Margaret Fishback, later Margaret Fishback Antolini (March 10, 1900 – September 25, 1985), was an American poet and prose author from the late 1920s until the 1960s. During the 1930s, she was reputed to be the highest-paid female advertising copywriter in the world.

==Biography==
Born in Washington, D.C., she earned a degree from Goucher College before joining Macy's as a divisional advertising copywriter in 1926. During the 1930s, she was reputed to be the world's highest-paid female advertising copywriter. She was published in The New Yorker, the New York Herald Tribune, and several well-known women's magazines. According to a large collection of her papers held by Duke's Hartman Center for Sales, Advertising, and Marketing History, "Fishback contributed to advertising campaigns for Arrow Shirts, Borden's, Chef Boy-Ar-Dee, Clairol, DuPont, Gimbels, Great Atlantic & Pacific Tea Company (A&P), Hanes Hosiery, Martex, Norsk, Pabst Blue Ribbon, Seagram's, Simmons Beautyrest, and Wrigley, among several others."
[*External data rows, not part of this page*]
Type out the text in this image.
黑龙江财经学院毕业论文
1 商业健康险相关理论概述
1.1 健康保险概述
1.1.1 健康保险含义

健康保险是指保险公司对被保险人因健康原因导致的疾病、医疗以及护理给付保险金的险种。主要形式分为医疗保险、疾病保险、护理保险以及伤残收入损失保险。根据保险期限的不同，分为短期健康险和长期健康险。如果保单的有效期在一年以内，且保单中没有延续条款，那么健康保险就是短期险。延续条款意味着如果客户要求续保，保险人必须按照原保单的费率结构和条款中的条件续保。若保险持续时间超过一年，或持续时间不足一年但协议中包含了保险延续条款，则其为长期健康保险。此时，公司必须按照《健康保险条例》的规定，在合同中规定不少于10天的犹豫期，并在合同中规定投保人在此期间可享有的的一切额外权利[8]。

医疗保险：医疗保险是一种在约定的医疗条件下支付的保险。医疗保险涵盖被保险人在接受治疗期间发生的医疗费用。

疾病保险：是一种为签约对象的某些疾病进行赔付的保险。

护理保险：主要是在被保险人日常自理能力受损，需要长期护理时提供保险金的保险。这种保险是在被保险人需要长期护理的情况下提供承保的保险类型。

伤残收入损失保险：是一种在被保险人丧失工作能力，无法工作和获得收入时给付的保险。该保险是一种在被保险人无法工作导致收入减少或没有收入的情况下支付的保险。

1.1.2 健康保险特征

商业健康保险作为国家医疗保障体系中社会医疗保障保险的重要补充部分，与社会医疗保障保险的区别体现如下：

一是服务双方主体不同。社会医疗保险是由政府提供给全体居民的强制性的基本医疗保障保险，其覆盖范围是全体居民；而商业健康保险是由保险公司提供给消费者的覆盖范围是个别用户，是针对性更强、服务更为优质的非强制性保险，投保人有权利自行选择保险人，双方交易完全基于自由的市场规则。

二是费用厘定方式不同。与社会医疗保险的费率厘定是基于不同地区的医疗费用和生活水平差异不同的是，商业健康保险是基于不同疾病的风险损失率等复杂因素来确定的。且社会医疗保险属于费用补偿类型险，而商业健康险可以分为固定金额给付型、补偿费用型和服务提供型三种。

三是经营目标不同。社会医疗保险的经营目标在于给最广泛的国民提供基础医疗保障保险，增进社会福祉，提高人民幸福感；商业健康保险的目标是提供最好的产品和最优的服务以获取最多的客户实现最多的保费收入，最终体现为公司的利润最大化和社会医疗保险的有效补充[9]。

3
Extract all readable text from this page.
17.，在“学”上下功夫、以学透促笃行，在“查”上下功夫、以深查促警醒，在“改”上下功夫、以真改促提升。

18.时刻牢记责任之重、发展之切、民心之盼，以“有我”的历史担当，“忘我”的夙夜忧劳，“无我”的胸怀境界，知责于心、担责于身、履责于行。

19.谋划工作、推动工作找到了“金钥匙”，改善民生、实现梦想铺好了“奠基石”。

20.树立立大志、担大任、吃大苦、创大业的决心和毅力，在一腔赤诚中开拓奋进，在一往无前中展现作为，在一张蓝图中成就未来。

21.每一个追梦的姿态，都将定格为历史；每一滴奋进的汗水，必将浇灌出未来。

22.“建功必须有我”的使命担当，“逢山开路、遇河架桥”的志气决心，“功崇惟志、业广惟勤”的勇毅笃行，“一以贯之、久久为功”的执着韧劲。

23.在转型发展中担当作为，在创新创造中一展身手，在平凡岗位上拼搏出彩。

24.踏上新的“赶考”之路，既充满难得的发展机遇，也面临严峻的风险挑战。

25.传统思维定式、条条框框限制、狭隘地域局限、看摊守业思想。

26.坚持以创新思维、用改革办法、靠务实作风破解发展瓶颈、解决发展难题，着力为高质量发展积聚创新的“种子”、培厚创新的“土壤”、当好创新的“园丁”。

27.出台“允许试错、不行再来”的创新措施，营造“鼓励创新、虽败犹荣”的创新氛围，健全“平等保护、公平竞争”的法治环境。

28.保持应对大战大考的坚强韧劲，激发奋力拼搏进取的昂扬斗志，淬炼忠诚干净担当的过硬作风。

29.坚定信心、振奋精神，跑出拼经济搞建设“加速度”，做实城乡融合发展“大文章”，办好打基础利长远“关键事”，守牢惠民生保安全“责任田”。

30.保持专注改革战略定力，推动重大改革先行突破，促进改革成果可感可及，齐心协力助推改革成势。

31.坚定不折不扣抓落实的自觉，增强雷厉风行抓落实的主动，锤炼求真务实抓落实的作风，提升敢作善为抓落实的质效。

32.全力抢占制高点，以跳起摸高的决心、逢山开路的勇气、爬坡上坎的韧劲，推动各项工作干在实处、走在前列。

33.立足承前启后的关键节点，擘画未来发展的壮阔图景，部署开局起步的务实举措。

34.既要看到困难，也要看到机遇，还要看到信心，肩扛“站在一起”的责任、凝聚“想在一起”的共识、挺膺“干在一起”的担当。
Fishback died in Camden, Maine, at the age of 85. Fishback was married to Alberto Gastone Antolini, the chief rug buyer for Macy's, from 1935 to 1956. They had one son, Anthony Antolini.

==Books==
An extensive selection of Fishback's poetry first published in periodicals later appeared in book form. Among these collections were the following:

- I Feel Better Now, New York: E.P. Dutton & Co., Inc., 1932 (poems originally appearing in the New York World, The New Yorker, Life, The Saturday Evening Post, The New York American, Judge, and Vanity Fair)
- I Take It Back, New York: E.P. Dutton & Co., Inc., 1935 (poems originally appearing in The New Yorker, The Saturday Evening Post, Harper's Bazaar, Life, Ladies' Home Journal, The New York American, The New York Sun, The World, Judge, Vanity Fair, Redbook, Buffalo Town Tidings, The Stage, and The Forum Magazine)
- Poems Made Up to Take Out, New York: David McKay Co., Inc., 1963 (poems originally appearing in Better Living, Collier's, Glamour, Good Housekeeping, Ladies' Home Journal, the New York Herald Tribune, Pictorial Review, Reader's Digest, American Girl, American Home, The New York Times, The Saturday Evening Post, The Wall Street Journal, This Week, Woman's Day, and Women's Wear Daily)
- One to a Customer, New York: E.P. Dutton & Co., 1937 (an omnibus comprising I Feel Better Now and Poems Made Up to Take Out, supra, together with two other volumes: Out of My Head and I Take It Back)
- Time for a Quick One, New York, Harcourt, Brace and Company, 1940. Poems originally appearing in various American magazines.

Fishback also wrote some books for children and collaborated with artist Hilary Knight to produce A Child's Book of Natural History (USA: Platt & Monk, 1969), a revision and extension of A Child's Primer of Natural History by Oliver Herford. She wrote a book of etiquette, Safe Conduct: When to Behave—And Why, and a humorous guide to parenthood under the title Look Who's a Mother! A Book About Babies for Parents, Expectant and Otherwise.

== In popular culture ==
- Lillian Boxfish Takes a Walk, by Kathleen Rooney, loosely based on the life of Margaret Fishback, was released by St. Martin's Press in 2017.